COSMOS: Abrió la puerta y entró sin decir nada. Caminaba por la sala mientras yo la miraba. Esperaba ver como descargaba la ira en rojo de sus mejillas y sus labios apretados. Abruptamente me miró distante a los ojos ¡Qué hiciste estás loca, como pudiste...! Y gritó mi nombre ¿Me vas a denunciar? Respondí ¿que esperabas, que lo salude con un beso y le diga yo soy la le besa la espalda?! Y volvió a gritar mi nombre. Cállate vos y fíjate lo que haces. Lo veías ahí, sabías que esto iba a pasar, que no me quedaría sentada, que no soy un forro de bolsillo. Estás enferma me repetía. Yo la veía enloquecer, caminar cada vez más rápido sobre sus propios pasos, ir y venir, fumar y echar humo. No me decía nada. Yo esperaba que se disculpara, que me dijera que solo lo vio una o dos veces porque necesitaba hablar con él porque estaba mal o algo así, y no, nada. Hasta llegué a decirme que quizá lo hiciste para que yo reaccionara como lo hice y hacer el trabajo sucio de sacárnoslo de encima. Nada de eso, no importaba lo nuestro, lo mío, mi vida.
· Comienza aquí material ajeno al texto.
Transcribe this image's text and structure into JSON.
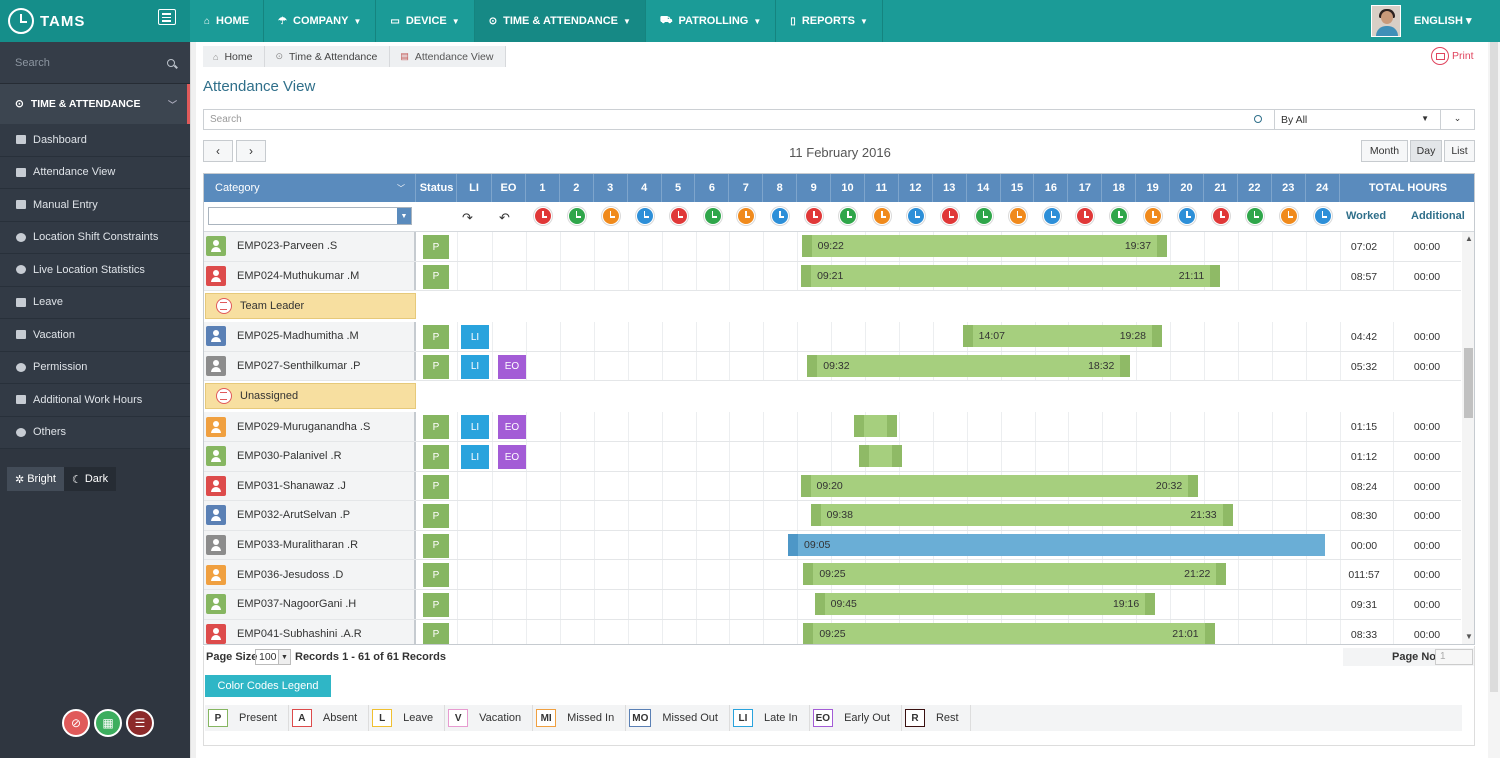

Y no se daba cuenta, ya ni me hablaba ni me miraba, sonaban sus tacos en el piso. La casa era una penumbra de humo y cortinas cerradas, un silencio espantoso, y sus pasos.
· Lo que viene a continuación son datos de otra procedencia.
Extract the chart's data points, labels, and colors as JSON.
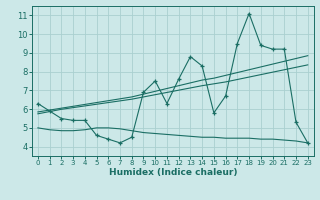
{
  "xlabel": "Humidex (Indice chaleur)",
  "xlim": [
    -0.5,
    23.5
  ],
  "ylim": [
    3.5,
    11.5
  ],
  "yticks": [
    4,
    5,
    6,
    7,
    8,
    9,
    10,
    11
  ],
  "xticks": [
    0,
    1,
    2,
    3,
    4,
    5,
    6,
    7,
    8,
    9,
    10,
    11,
    12,
    13,
    14,
    15,
    16,
    17,
    18,
    19,
    20,
    21,
    22,
    23
  ],
  "bg_color": "#cce8e8",
  "line_color": "#1a6e64",
  "grid_color": "#aad0d0",
  "line1_x": [
    0,
    1,
    2,
    3,
    4,
    5,
    6,
    7,
    8,
    9,
    10,
    11,
    12,
    13,
    14,
    15,
    16,
    17,
    18,
    19,
    20,
    21,
    22,
    23
  ],
  "line1_y": [
    6.3,
    5.9,
    5.5,
    5.4,
    5.4,
    4.6,
    4.4,
    4.2,
    4.5,
    6.9,
    7.5,
    6.3,
    7.6,
    8.8,
    8.3,
    5.8,
    6.7,
    9.5,
    11.1,
    9.4,
    9.2,
    9.2,
    5.3,
    4.2
  ],
  "line2_x": [
    0,
    1,
    2,
    3,
    4,
    5,
    6,
    7,
    8,
    9,
    10,
    11,
    12,
    13,
    14,
    15,
    16,
    17,
    18,
    19,
    20,
    21,
    22,
    23
  ],
  "line2_y": [
    5.85,
    5.95,
    6.05,
    6.15,
    6.25,
    6.35,
    6.45,
    6.55,
    6.65,
    6.8,
    6.95,
    7.1,
    7.25,
    7.4,
    7.55,
    7.65,
    7.8,
    7.95,
    8.1,
    8.25,
    8.4,
    8.55,
    8.7,
    8.85
  ],
  "line3_x": [
    0,
    1,
    2,
    3,
    4,
    5,
    6,
    7,
    8,
    9,
    10,
    11,
    12,
    13,
    14,
    15,
    16,
    17,
    18,
    19,
    20,
    21,
    22,
    23
  ],
  "line3_y": [
    5.75,
    5.87,
    5.99,
    6.08,
    6.17,
    6.26,
    6.35,
    6.44,
    6.53,
    6.65,
    6.77,
    6.89,
    7.01,
    7.13,
    7.25,
    7.35,
    7.45,
    7.58,
    7.71,
    7.84,
    7.97,
    8.1,
    8.23,
    8.36
  ],
  "line4_x": [
    0,
    1,
    2,
    3,
    4,
    5,
    6,
    7,
    8,
    9,
    10,
    11,
    12,
    13,
    14,
    15,
    16,
    17,
    18,
    19,
    20,
    21,
    22,
    23
  ],
  "line4_y": [
    5.0,
    4.9,
    4.85,
    4.85,
    4.9,
    5.0,
    5.0,
    4.95,
    4.85,
    4.75,
    4.7,
    4.65,
    4.6,
    4.55,
    4.5,
    4.5,
    4.45,
    4.45,
    4.45,
    4.4,
    4.4,
    4.35,
    4.3,
    4.2
  ]
}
Y entonces abrió la puerta, apareció ahí parado, con una venda sobre la remera, la campera abierta y la mano derecha sobre el costado izquierdo. Se me vino encima y me paré, alcancé a esquivarlo y empujarlo por la espalda y cayó de boca en el sillón. Me di vuelta y te vi con las manos en la cara. Él se levantó y me sacudió un golpe con el puño. Casi me voltea. El velador de bronce tambaleó también en la mesita junto al sillón. Recuerdo verte cubrir los ojos en la chalina. Volvió a golpearme y esta vez lo tapé con mis brazos y lo pateé entre las piernas. Entonces el brillo del bronce trazó un arco letal sobre su cabeza inclinada.
Quise abrazarte, temblaba tu espalda. Policías y personal del hospital corrían por la escalera y yo te besaba la boca llena de lágrimas.
Supe que era el final y me entregué sin fuerzas desmayándome sobre uno de ellos.